Whether it be in the form of live action or animation, they enrich the franchise with an explosion of different journeys and cultures. This ranges from the detailed accounts of the Clone Wars conveyed from multiple view points, to the aftermath of the once invincible Galactic Empire, conveying the anarchy that ensues as the last remaining imperial ranks scurry to pick up the scraps and start again. It is amazing and promising to see this shift to comic book stories as it makes content easy to consume in high volumes, and also allows for greater expansion of the lore in a less restricted format, in terms of species and planet visualisation.
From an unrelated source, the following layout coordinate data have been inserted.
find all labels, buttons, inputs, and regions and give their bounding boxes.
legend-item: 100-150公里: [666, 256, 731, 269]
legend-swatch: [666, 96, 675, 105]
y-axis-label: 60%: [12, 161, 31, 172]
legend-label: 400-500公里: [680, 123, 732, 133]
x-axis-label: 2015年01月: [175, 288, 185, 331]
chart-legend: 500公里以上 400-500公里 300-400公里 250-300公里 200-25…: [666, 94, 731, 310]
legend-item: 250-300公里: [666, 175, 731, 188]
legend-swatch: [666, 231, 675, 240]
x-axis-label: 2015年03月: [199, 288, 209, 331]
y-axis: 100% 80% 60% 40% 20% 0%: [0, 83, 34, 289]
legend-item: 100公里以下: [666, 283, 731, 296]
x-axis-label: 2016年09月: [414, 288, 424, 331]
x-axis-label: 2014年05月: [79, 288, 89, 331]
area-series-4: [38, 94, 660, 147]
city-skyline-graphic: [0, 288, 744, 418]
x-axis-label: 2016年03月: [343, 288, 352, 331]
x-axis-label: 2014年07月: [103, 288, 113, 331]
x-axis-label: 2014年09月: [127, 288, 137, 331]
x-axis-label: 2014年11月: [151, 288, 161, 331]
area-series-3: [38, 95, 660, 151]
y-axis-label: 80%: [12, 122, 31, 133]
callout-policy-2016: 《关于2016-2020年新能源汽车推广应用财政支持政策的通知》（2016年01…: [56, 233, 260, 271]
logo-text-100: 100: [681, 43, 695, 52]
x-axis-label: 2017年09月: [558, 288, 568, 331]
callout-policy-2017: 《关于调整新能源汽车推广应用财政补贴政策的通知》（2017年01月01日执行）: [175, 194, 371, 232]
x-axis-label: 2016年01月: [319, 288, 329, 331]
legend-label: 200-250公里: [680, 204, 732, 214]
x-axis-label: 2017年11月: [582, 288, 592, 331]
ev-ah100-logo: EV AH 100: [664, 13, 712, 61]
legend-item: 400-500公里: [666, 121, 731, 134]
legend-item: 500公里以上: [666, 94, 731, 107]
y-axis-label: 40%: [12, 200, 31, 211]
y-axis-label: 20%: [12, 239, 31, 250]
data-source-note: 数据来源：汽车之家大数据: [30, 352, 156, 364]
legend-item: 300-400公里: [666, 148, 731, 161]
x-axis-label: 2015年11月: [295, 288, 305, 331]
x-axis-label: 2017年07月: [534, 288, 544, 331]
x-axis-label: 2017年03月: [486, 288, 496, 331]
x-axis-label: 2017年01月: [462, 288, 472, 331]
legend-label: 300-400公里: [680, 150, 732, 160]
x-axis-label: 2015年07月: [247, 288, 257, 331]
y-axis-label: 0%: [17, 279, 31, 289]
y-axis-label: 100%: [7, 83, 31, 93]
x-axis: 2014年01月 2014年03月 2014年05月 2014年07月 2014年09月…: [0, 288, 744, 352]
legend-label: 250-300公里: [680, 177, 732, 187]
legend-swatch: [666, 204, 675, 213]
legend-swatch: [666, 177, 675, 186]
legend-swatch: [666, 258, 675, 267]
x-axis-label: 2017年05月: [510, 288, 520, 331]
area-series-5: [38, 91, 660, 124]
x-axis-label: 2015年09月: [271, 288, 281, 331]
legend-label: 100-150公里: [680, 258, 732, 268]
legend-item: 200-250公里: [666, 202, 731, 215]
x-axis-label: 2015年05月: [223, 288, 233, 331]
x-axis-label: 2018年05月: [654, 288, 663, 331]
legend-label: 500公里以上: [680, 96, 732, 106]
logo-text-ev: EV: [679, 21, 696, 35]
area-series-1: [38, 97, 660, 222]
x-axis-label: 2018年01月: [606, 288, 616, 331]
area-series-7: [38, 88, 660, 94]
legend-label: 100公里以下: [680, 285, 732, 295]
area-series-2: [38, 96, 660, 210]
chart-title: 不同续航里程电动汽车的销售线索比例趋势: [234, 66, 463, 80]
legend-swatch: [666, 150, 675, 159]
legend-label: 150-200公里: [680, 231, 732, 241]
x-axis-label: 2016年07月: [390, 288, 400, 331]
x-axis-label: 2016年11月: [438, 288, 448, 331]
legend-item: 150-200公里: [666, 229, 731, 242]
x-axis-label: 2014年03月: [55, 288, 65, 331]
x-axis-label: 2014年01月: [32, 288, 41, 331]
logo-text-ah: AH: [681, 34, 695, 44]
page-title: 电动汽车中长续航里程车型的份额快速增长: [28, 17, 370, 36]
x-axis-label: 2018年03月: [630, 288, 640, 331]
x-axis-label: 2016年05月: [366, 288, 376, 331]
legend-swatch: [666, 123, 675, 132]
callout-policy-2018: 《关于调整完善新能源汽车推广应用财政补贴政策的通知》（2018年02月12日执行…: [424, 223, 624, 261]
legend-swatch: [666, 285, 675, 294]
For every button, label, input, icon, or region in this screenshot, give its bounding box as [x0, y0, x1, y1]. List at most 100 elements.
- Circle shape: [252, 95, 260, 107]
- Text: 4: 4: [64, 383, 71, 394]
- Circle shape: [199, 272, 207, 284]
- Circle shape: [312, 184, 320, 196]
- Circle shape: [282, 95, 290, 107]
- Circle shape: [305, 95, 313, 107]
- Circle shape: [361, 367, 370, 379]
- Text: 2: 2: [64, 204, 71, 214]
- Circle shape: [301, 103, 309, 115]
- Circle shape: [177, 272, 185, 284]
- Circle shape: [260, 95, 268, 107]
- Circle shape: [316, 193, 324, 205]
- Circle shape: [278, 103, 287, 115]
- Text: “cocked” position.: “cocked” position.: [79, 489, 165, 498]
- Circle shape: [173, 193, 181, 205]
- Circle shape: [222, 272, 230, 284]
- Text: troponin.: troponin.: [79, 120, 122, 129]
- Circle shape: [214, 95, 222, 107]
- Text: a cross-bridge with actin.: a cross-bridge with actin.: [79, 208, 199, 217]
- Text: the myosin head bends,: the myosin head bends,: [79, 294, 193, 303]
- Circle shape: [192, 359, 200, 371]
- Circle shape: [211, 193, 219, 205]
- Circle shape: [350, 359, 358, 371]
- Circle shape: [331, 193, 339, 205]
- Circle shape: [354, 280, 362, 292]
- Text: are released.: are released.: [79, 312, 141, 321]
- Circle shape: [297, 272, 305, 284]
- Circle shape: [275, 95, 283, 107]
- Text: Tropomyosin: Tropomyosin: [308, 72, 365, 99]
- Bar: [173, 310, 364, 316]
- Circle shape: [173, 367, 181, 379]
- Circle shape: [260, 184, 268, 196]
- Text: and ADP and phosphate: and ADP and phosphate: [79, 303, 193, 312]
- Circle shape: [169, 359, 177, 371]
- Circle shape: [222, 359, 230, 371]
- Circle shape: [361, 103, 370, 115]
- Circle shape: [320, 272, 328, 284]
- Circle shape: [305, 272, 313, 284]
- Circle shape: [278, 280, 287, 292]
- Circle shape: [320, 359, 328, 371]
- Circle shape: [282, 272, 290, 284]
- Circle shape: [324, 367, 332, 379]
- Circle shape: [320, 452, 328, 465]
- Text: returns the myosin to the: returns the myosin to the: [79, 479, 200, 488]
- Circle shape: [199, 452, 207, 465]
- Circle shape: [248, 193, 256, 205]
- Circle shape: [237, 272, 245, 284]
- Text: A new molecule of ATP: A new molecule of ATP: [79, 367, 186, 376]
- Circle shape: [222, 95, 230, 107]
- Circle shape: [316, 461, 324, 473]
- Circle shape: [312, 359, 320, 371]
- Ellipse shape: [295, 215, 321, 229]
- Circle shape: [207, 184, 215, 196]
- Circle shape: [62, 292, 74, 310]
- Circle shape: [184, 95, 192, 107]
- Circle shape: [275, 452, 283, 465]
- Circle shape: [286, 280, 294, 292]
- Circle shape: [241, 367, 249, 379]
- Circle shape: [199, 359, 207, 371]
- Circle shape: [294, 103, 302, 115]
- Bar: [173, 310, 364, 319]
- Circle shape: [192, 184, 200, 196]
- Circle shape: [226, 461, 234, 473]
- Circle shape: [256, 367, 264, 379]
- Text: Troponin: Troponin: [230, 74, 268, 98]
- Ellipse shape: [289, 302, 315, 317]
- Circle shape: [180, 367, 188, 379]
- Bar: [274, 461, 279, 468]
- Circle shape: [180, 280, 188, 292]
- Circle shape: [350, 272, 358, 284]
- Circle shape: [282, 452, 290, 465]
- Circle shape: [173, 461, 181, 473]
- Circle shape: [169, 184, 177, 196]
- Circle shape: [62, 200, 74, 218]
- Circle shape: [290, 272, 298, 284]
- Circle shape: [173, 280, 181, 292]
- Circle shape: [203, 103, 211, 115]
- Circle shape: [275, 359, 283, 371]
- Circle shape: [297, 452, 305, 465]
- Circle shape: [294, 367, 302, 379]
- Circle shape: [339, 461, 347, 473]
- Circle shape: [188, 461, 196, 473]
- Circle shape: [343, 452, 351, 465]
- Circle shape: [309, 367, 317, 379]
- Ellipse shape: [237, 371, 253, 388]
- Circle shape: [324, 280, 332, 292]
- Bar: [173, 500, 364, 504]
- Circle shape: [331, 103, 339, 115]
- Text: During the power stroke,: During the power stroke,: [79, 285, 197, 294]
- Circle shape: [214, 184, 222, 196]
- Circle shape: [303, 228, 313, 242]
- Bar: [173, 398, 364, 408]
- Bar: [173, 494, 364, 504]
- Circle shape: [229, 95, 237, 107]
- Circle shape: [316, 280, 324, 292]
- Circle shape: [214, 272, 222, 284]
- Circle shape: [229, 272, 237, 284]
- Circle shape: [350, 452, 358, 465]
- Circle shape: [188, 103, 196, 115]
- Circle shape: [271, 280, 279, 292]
As the Star Wars universe evolves, so too does the mediums in which inhabit it’s stories inhabit. Starting on the big screen in 1977, the stories soon moved on to the silver screen, while finding success as video game titles, especially in recent years. One of the more intriguing areas that has seen substantial development in recent years has been the output of Star Wars comics.

These dive into new eras, such as The High Republic, while continuing to expand upon journeys that came before, like Legends material. Despite the comic market generally being considered a retiring era, Disney has made a big push lately to inject new life into the market, especially with the aforementioned release of The High Republic content.

Looking ahead, to the future of this rich galaxy, there is a lot to look forward to. With the conclusion of the Obi-Wan Kenobi show saving the hope of many fans for promising content in the future, fans have actually got some very exciting things to look forward to. For instance, the Ahsoka show, which promises to continue the amazing adventures of Rebels in a live action space. With more accurate Lekku and a plethora of confirmed, and potentially, returning faces, this show has the chance to be one of the best Star Wars Disney+ shows thus far. It will be especially interesting to see how shows like The Acolyte and Visions season 2 perform, focusing on unique aspects of the wider lore.

Of course, before that our screens will be blessed with Andor. This show seems the most promising as it appears to step outside the narrative comfort zone that Star Wars has taken as of late. The father, child trait has been done in basically every Disney+ Star Wars project, and while it is an integral part of the Star Wars brand, it would be refreshing to see different narratives moving forward, and it looks like Andor has the potential to do just that. It appears to focus more on the war aspect, between rebel groups and the empire, an aspect from Solo: A Star Wars Story, on Mimban that was very interesting and memorable to watch.

That being said, following the success of projects like Rogue One: A Star Wars Story and Rebels, the bulk of on-screen projects have appeared to heavily concentrate on the era of Star Wars concerning the inception, rise and fall of the Galactic Empire.

While this is a fascinating era, that for on thing has certainly introduced a wider range of troop variants in recent years, there is an abundance of eras to choose from that have yet to be properly explored on screen. Eras such as the Old Republic, or even the newer addition, The High Republic have yet to be properly explored in live action and animation, but with a number of projects yet to release, it is too soon to rule these eras out for the not too distant future.

Final thoughts

Having just scratched the surface of the Star Wars content available to fans in this retrospective, it is clear to see that these stories resonate with a lot of people. Each generation is introduced to different eras at different stages and so will have a different respective on the material, just like the writers and directors with their unique take on stories and themes.

Regardless, Star Wars is a rich and expansive universe filled with an abundance of journeys and diversity waiting to be explored by fans. As the audience grows, so does the content, and so it would be unsurprising if this mammoth of a sci-fi property sticks around for plenty of future generations to enjoy.